Attention was then turned to identify the trachea in the midline. Veins in this area and the pretracheal region were ligated with a harmonic scalpel. Subsequently, attention was turned to dissecting the capsule off of the left thyroid lobe. Again this was very firm in nature. The superior thyroid pole was dissected in the superior third artery, vein, and the individual vessels were ligated with a harmonic scalpel. The inferior and superior parathyroid glands were protected. Recurrent laryngeal nerve was identified in the tracheoesophageal groove. This had arborized early as a course underneath the inferior thyroid artery to a very small tiny anterior motor branch. This was followed superiorly. The level of cricothyroid membrane upon complete visualization of the entire nerve, Berry's ligament was transected and the nerve protected and then the thyroid gland was dissected over the trachea. A prominent pyramidal level was also appreciated and dissected as well.
Attention was then turned to the right side. There was significant amount of thyroid tissue that was very firm. Multiple nodules were appreciated. In a similar fashion, the capsule was dissected. The superior and inferior parathyroid glands protected and preserved. The superior thyroid artery and vein were individually ligated with the harmonic scalpel and the inferior thyroid artery was then ligated close to the thyroid gland capsule. Once the recurrent laryngeal nerve was identified again on this side, the nerve had arborized early prior to the coursing underneath the inferior thyroid artery. The anterior motor branch was then very fine, almost filamentous and stimulated at 0.5 milliamps, completely dissected toward the cricothyroid membrane with complete visualization. A small amount of tissue was left at the Berry's ligament as the remainder of thyroid level was dissected over the trachea. The entire thyroid specimen was then removed, marked with a stitch upon the superior pole. The wound was copiously irrigated, Valsalva maneuver was given, bleeding points controlled. The parathyroid glands appeared to be viable. Both the anterior motor branches that were tiny were stimulated at 5 milliamps and confirmed to be working with the Nerve Integrity monitoring system.
Attention was then turned to burying the Surgicel on the wound bed on both sides. The strap muscles were reapproximated in the midline using a 3-0 Vicryl suture of the sternothyroid horizontal transection and the strap muscles in the midline were then reapproximated. The 1/8th inch Hemovac drain was placed and secured with a 3-0 nylon.

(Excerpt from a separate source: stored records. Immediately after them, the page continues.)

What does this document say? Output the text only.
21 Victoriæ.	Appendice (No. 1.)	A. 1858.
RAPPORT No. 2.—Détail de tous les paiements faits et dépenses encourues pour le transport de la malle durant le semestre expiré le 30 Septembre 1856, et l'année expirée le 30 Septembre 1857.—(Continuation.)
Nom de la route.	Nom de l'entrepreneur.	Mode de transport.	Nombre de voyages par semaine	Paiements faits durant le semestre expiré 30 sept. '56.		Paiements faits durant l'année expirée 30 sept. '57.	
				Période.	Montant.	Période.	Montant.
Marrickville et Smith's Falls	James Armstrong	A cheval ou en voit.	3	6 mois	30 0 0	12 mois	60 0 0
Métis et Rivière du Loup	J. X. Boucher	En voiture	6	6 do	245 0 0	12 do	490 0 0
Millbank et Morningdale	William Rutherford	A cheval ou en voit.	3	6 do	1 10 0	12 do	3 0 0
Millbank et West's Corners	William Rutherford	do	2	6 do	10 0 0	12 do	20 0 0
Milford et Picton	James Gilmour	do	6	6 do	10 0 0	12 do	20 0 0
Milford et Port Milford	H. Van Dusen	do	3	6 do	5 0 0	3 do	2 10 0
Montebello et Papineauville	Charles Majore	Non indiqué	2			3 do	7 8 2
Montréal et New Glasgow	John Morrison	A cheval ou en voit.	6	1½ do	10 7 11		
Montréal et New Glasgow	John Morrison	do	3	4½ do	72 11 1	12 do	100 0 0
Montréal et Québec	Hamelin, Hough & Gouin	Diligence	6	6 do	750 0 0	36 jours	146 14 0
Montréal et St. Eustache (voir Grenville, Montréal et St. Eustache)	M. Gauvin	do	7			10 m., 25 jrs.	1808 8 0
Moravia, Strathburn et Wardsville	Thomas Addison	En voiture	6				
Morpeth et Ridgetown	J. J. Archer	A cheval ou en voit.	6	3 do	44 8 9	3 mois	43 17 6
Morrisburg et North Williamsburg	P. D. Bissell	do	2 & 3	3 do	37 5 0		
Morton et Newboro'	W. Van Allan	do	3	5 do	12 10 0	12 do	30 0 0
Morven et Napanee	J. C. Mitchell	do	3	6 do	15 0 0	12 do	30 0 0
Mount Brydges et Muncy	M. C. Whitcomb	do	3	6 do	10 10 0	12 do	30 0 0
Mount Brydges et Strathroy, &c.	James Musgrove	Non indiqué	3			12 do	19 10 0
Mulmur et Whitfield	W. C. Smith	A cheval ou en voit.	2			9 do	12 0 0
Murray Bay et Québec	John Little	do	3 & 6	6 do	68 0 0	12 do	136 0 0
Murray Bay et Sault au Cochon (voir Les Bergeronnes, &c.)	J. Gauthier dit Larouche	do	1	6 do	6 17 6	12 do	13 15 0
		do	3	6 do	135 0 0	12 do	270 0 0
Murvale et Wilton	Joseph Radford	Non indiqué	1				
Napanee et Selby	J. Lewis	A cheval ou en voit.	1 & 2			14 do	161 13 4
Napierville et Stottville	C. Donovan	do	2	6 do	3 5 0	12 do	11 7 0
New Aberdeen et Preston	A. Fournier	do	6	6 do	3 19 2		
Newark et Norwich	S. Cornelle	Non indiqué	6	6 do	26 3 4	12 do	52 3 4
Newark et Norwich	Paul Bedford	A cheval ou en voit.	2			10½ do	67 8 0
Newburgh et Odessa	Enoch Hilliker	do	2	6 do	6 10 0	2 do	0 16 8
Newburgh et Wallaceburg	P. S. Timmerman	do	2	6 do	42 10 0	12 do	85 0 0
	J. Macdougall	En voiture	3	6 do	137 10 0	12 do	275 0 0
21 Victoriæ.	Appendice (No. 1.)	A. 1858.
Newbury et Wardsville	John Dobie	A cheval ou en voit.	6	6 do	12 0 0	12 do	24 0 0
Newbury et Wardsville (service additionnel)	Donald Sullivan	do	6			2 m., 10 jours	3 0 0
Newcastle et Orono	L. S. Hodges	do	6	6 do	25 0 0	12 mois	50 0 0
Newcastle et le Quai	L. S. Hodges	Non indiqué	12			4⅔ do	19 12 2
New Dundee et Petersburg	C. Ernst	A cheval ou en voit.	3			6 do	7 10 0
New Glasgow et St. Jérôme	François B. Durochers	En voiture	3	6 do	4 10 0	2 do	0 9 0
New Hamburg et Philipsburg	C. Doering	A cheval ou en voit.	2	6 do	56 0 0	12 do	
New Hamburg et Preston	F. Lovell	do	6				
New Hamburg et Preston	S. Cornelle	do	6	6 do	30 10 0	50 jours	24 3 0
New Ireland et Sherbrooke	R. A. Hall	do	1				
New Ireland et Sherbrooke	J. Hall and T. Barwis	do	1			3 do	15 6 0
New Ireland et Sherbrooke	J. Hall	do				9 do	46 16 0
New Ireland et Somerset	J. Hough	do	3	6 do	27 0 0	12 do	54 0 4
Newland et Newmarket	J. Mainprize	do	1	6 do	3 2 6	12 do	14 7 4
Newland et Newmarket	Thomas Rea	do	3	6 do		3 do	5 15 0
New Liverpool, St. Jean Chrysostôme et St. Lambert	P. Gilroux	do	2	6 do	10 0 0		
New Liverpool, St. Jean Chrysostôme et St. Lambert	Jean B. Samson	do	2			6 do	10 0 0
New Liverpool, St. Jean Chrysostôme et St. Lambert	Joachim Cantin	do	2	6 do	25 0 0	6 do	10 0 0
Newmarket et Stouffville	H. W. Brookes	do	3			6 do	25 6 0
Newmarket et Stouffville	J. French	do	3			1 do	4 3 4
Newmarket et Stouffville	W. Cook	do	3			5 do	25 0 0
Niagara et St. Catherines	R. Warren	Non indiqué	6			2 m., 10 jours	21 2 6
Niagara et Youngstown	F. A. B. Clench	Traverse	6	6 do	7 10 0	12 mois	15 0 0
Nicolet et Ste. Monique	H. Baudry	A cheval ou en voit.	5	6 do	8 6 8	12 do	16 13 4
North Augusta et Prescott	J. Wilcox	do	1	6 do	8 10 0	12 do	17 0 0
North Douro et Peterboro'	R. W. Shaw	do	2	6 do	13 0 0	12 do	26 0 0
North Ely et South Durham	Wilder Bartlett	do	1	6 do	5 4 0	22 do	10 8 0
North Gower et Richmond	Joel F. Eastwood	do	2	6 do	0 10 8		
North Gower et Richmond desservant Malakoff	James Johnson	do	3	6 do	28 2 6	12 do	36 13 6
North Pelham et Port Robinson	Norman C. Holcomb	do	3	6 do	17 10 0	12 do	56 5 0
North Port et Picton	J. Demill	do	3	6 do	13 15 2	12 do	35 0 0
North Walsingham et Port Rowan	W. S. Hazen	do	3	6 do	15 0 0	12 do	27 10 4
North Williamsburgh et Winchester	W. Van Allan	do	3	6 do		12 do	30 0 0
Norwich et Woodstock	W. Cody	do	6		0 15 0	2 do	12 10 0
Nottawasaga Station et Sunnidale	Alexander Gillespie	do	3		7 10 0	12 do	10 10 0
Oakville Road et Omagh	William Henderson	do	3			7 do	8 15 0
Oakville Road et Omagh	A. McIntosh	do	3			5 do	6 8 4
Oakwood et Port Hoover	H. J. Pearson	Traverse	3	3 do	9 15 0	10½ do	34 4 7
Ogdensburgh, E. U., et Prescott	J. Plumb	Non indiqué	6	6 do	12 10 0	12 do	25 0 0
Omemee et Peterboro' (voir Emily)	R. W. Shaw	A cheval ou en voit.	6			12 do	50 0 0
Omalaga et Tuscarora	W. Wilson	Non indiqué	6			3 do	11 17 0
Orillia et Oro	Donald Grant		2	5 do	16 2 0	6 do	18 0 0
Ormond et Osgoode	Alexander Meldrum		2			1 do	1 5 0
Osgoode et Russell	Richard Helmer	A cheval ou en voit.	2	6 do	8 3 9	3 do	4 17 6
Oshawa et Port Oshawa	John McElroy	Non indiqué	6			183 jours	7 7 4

The incision was then closed with interrupted 3-0 Vicryl and Indermil for the skin. The patient has a history of keloid formation and approximately 1 cubic centimeter of 40 mg per cubic centimeter Kenalog was injected into the incisional line using a tuberculin syringe and 25-gauge needle. The patient tolerated the procedure well, was extubated in the operating room table, and sent to postanesthesia care unit in a good condition. Upon completion of the case, fiberoptic laryngoscopy revealed intact bilateral true vocal fold mobility.